W poniedziałek nad Polską z północy na południe przechodzi burza śnieżna. Są wyładowania atmosferyczne i pada grad. To rzadkie i niebezpieczne zjawisko – powiedział synoptyk i rzecznik IMGW Grzegorz Walijewski.
Przez Polskę przemieszcza się front atmosferyczny, który niesie opady deszczu, deszczu ze śniegiem i śniegu. Na tym froncie tworzą się burze, którym towarzyszy grad.
W poniedziałek w związku z bardzo głębokim niżem front atmosferyczny oddziela dwie masy powietrza, cieplejszą na południ i chłodniejsza na północy i na styku tych dwóch mas powietrza doszło do zjawisk, które zaobserwowano.
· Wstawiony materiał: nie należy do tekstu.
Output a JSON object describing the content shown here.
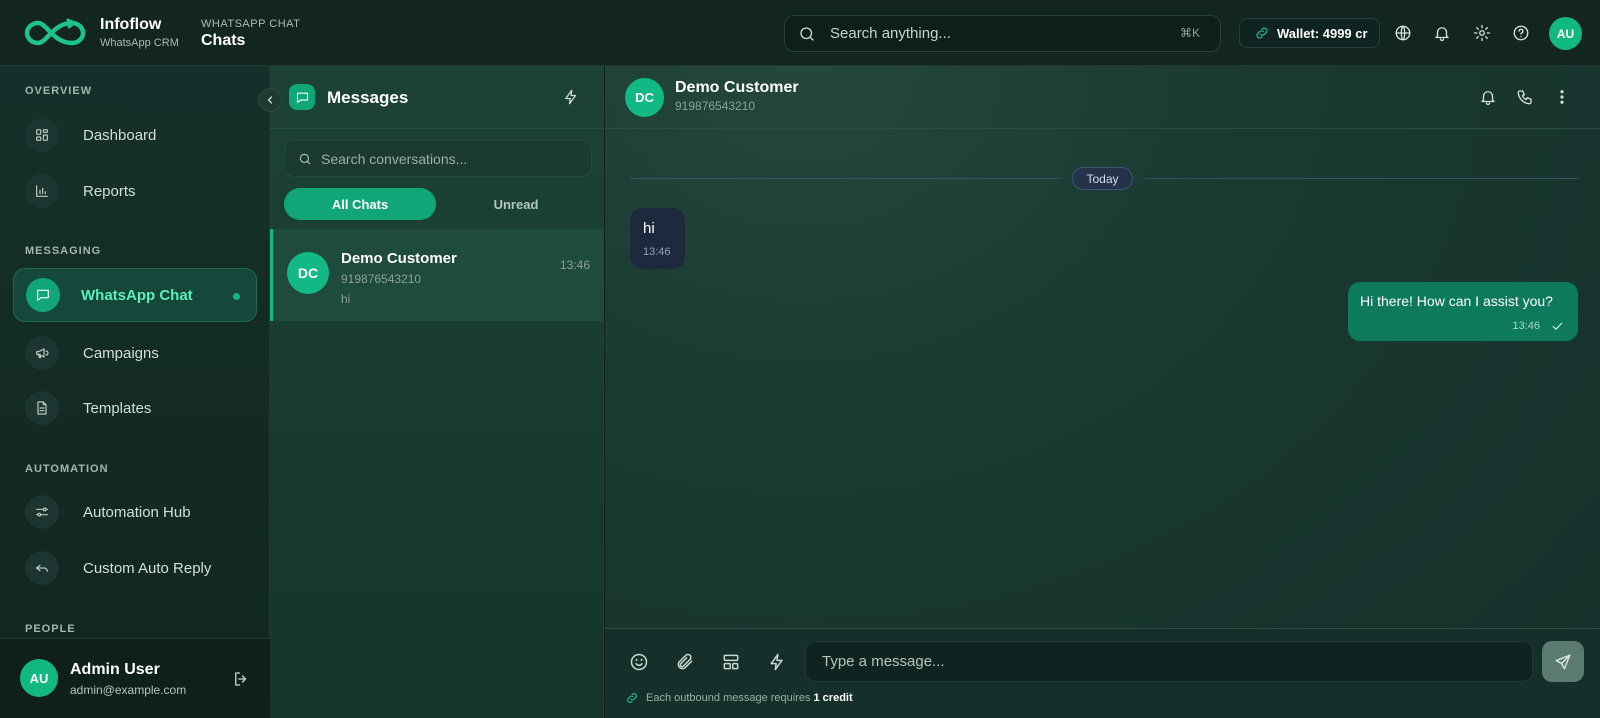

Burze śnieżne są bardzo rzadkim zjawiskiem w Polsce, nie mniej jednak w tym mroku, to już kolejna burza. Wcześniej występowały one w piątek, choć nie z takim natężeniem. Były mniej spektakularne, towarzyszyło im mniej wyładowań, mniej gradu i nie doszły do Warszawy
– podkreślił Walijewski.
Strefa burzowa przemieszcza się w poniedziałek przez Polskę z północy na południe z dosyć dużą prędkością.
O godz. 8.30 ten front atmosferyczny była na granicy województwa warmińsko-mazurskiego i mazowieckiego, a już po godz. 10 jest w Warszawie
– poinformował synoptyk.
Kiedy front dotrze na południe może tam spaść ok. 15 cm śniegu. Dlatego zostały wydane ostrzeżenia przed intensywnym opadem śniegu.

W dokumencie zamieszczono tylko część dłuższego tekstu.